"Another few feet of the cliff are gone. The end of the yard is a booby-trap, something out of a cartoon. There's nothing underneath to support your weight, just a drop into the constant traffic of the waves against the rocks. Fresh rock and soil and dangling roots like the nerves of an extracted tooth are exposed along the C-shape of the cliff face. One of the trees, a dogwood, clings to the cliff-side at a desperate angle, four-petalled blossoms shivering in the constant sea breeze. It looks like it's still falling. I can't see the other one at all. My dogwood tree at the bottom of the sea."
This alarmingly unstable residence is on the island of Swan, located in the archipelago of the Shoals, off the coast of New Hampshire. There is in fact such an island, but this is very much a fictitious version of it. In the book, (set in the present, 2015) the island has become a sort of gated community for the old, that doesn't, due to its location, actually need gates. Our narrator The Kid, a 17-year-old girl, has in effect been dumped there on her grandmother by her feckless drug-addled parents, who promised to return for her but failed to do so. The grandmother has since died and the girl, who has needed to be resourceful in her short life, is hanging on in the house, tolerated by some of the regular inhabitants (the Wrinklies) but resented by others, and supporting herself in an interesting way, by digitally altering all the photos and cine film that comprise the lifelong memories of her elderly neighbour, Mrs Tyburn, to better reflect the way that lady wishes her life had been – overweight children are miraculously slimmed, and the boat named after a husband's mistress rechristened, by the magic of a little technical know-how that remains a mystery to the Wrinklies.
The Kid, in fact, has been messed about by inadequate adults all her life and is now living on sufferance in a community set up to cater to the needs of oldies but gradually and literally crumbling away into the ocean, arguably as a result of that generation's actions in the past.

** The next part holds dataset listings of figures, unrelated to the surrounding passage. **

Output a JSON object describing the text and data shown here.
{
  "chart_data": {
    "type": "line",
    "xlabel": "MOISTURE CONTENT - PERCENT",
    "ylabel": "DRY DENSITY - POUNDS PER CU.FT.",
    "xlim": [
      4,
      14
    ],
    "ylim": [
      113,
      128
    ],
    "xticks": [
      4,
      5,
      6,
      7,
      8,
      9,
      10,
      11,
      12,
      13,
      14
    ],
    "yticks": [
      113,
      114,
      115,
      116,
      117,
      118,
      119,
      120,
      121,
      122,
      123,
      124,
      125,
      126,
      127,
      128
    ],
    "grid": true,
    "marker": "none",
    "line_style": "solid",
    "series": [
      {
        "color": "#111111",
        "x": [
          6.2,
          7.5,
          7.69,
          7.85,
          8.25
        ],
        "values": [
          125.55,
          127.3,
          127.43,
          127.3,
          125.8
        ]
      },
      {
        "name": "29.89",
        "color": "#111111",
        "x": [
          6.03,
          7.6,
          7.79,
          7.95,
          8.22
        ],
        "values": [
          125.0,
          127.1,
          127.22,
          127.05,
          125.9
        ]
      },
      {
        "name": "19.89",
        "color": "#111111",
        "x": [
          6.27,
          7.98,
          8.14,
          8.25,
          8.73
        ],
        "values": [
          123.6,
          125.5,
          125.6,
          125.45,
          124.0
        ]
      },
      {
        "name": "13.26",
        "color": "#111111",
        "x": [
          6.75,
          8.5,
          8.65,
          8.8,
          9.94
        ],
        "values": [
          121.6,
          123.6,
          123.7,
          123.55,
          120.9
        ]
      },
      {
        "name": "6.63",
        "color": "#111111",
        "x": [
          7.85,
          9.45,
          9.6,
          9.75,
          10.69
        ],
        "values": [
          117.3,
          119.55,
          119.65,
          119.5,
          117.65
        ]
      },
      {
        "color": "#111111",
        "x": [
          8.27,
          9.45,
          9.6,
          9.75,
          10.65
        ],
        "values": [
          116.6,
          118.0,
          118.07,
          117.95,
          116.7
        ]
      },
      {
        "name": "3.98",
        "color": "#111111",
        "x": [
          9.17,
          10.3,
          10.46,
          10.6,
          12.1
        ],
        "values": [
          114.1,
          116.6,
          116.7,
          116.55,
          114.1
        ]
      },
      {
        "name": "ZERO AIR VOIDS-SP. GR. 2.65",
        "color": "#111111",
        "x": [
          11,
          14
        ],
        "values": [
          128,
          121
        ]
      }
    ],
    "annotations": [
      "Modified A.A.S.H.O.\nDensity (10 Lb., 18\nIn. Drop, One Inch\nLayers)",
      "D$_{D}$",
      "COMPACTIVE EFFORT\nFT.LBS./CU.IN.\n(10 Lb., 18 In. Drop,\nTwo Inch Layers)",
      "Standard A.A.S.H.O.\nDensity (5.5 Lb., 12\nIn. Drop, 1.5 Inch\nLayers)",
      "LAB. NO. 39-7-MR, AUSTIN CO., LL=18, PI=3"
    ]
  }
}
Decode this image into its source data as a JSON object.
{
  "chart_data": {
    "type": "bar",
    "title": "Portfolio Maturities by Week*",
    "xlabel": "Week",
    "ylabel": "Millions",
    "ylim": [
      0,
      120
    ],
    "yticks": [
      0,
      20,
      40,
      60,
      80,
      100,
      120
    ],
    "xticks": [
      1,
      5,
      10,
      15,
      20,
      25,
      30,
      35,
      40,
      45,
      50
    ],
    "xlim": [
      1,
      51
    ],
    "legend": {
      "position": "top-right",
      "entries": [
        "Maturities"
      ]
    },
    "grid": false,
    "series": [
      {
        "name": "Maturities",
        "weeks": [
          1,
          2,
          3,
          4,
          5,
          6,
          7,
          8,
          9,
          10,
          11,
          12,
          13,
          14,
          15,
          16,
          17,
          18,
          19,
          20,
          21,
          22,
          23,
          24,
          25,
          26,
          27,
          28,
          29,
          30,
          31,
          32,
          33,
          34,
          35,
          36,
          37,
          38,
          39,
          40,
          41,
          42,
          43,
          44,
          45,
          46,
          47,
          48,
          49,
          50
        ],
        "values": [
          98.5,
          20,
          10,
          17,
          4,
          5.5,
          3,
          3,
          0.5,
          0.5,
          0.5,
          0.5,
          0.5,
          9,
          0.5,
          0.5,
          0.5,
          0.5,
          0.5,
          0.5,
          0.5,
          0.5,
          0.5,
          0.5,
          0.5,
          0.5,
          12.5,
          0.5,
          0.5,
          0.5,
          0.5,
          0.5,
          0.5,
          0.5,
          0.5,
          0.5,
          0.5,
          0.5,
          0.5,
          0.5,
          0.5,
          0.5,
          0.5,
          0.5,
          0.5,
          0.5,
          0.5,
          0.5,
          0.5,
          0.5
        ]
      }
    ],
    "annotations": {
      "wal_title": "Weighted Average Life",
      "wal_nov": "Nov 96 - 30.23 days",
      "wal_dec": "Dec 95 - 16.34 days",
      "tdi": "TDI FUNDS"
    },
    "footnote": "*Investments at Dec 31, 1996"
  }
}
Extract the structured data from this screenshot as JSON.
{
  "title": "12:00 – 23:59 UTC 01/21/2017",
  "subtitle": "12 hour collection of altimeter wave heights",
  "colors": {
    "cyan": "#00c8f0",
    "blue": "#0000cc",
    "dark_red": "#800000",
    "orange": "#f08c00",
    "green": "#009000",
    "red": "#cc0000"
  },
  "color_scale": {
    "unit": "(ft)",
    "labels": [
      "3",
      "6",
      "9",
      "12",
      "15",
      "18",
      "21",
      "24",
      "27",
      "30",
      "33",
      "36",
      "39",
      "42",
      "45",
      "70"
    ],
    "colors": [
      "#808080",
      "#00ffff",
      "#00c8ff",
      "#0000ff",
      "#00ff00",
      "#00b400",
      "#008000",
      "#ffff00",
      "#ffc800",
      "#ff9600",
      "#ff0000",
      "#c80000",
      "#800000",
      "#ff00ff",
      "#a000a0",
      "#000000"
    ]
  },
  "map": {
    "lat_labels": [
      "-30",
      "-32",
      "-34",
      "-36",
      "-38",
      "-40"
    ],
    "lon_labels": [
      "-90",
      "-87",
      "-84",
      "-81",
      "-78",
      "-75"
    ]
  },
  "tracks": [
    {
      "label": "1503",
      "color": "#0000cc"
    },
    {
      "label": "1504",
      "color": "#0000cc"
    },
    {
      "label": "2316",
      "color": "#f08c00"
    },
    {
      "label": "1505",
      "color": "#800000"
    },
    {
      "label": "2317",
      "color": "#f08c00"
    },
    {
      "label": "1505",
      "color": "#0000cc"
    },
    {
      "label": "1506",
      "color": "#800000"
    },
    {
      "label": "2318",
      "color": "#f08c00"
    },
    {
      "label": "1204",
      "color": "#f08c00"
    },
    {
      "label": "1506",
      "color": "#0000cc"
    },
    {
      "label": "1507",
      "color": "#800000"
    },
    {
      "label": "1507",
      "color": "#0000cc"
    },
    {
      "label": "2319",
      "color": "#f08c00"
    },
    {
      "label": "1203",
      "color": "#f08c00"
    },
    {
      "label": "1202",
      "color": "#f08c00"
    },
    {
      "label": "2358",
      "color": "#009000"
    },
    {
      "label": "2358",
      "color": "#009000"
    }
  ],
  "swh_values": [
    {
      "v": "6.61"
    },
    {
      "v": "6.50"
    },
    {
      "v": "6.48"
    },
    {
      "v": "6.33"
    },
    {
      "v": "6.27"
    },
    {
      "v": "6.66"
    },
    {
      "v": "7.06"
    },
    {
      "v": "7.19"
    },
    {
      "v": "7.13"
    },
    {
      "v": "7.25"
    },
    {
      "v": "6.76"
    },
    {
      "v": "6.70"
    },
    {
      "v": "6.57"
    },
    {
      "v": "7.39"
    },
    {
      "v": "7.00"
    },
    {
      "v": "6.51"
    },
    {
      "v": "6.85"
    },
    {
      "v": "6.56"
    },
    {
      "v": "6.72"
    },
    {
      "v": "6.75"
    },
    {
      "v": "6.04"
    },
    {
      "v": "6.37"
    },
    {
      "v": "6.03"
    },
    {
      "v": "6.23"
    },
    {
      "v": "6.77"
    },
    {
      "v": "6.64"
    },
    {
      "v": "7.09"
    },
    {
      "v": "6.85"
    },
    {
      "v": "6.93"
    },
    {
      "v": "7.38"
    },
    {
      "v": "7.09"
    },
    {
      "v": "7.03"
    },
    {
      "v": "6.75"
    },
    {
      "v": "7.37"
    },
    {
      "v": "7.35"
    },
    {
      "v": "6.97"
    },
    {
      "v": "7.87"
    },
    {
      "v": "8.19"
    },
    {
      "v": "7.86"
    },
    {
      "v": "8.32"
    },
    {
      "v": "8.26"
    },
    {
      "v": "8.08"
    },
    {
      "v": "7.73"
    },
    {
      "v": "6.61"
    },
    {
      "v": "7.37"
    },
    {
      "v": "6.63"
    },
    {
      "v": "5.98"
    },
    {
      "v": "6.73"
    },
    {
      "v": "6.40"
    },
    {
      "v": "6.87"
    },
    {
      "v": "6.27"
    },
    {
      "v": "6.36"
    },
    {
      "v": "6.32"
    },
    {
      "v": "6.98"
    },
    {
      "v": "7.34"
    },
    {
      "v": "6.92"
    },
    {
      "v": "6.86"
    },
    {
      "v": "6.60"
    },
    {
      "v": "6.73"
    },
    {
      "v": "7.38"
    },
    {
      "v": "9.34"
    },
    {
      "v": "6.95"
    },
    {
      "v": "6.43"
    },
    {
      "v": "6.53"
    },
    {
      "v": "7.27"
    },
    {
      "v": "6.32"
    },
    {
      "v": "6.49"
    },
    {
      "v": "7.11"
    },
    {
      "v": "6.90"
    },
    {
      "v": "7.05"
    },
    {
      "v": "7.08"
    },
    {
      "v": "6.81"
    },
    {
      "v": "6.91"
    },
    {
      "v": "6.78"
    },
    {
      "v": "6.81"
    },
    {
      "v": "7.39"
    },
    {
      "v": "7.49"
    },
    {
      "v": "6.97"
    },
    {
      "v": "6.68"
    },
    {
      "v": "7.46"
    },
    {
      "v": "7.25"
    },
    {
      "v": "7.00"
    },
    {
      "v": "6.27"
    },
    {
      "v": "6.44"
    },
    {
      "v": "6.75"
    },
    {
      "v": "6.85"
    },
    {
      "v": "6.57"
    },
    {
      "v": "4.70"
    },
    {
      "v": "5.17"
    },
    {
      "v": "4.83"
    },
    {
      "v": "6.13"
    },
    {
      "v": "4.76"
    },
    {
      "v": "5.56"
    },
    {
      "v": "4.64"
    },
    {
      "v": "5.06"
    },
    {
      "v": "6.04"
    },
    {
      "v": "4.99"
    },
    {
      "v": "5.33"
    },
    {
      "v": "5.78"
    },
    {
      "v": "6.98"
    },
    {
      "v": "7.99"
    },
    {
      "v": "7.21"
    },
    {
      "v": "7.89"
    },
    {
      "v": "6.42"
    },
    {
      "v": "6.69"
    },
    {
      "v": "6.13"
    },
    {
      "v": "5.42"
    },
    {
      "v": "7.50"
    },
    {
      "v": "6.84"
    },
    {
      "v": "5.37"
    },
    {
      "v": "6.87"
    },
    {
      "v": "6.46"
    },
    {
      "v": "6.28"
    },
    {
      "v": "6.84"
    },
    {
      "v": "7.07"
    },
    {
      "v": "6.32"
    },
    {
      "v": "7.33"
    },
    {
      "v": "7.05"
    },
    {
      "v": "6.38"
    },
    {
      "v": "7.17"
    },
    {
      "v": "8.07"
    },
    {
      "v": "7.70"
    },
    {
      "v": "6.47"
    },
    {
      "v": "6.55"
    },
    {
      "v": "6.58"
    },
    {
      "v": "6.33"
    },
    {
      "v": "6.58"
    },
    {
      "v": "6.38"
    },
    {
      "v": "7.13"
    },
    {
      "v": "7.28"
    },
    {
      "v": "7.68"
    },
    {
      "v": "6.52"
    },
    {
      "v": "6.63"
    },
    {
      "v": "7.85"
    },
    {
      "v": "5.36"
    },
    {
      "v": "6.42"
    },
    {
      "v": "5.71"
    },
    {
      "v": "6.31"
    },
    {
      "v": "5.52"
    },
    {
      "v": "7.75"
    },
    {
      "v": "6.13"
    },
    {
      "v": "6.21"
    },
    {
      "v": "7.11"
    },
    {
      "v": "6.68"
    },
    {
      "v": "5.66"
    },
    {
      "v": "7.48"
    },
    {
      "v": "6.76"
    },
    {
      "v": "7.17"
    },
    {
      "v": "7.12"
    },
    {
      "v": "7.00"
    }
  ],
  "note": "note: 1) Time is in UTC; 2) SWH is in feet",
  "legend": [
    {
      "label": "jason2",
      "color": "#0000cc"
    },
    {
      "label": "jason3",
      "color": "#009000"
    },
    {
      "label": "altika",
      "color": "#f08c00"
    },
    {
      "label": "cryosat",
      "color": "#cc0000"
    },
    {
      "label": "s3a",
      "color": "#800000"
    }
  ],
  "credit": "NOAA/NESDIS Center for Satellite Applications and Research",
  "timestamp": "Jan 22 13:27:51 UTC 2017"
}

The nearby island of Duck is plagued by sudden methane explosions, the result of having been used for years as a dump for, among other rubbish, disposable nappies. There is a certain grim humour here, and also in The Kid's narrative voice, which is one of the best things about the novel. Blake Morrison's quote on the back, saying he hadn't been so captivated by a first-person voice since Holden Caulfield, nearly put me off, for even as a teenager I found Holden a tiresome brat. The Kid is a great deal more engaging. It does strike me that for a girl who has not been much in school and, we are told, hasn't read much, her vocabulary is a bit too extensive and sometimes verging on the literary. But she is very listenable.
There are a fair few typos in my proof copy, which I've been asked to ignore since they'll hopefully be edited out. I will mention one, because I'm tired of seeing published works, whose authors and editors should know better, spell the verb "retch", meaning to vomit, as if it were the noun "wretch", meaning a literary person who can't spell…
The voice puzzled me at times by having, I thought, a tinge of UK English, which seemed strange in a book so firmly set in the US, Sure enough, the writer turns out to be one of those deracinated exiles I so often find the most interesting, because they see their own country clearer from a distance (rather like RLS describing Edinburgh from Samoa). This probably explains the sharpness of the topographical descriptions of Swan Island. All in all, this is one of the better novels I've read this year, original and engaging with a saving touch of humour.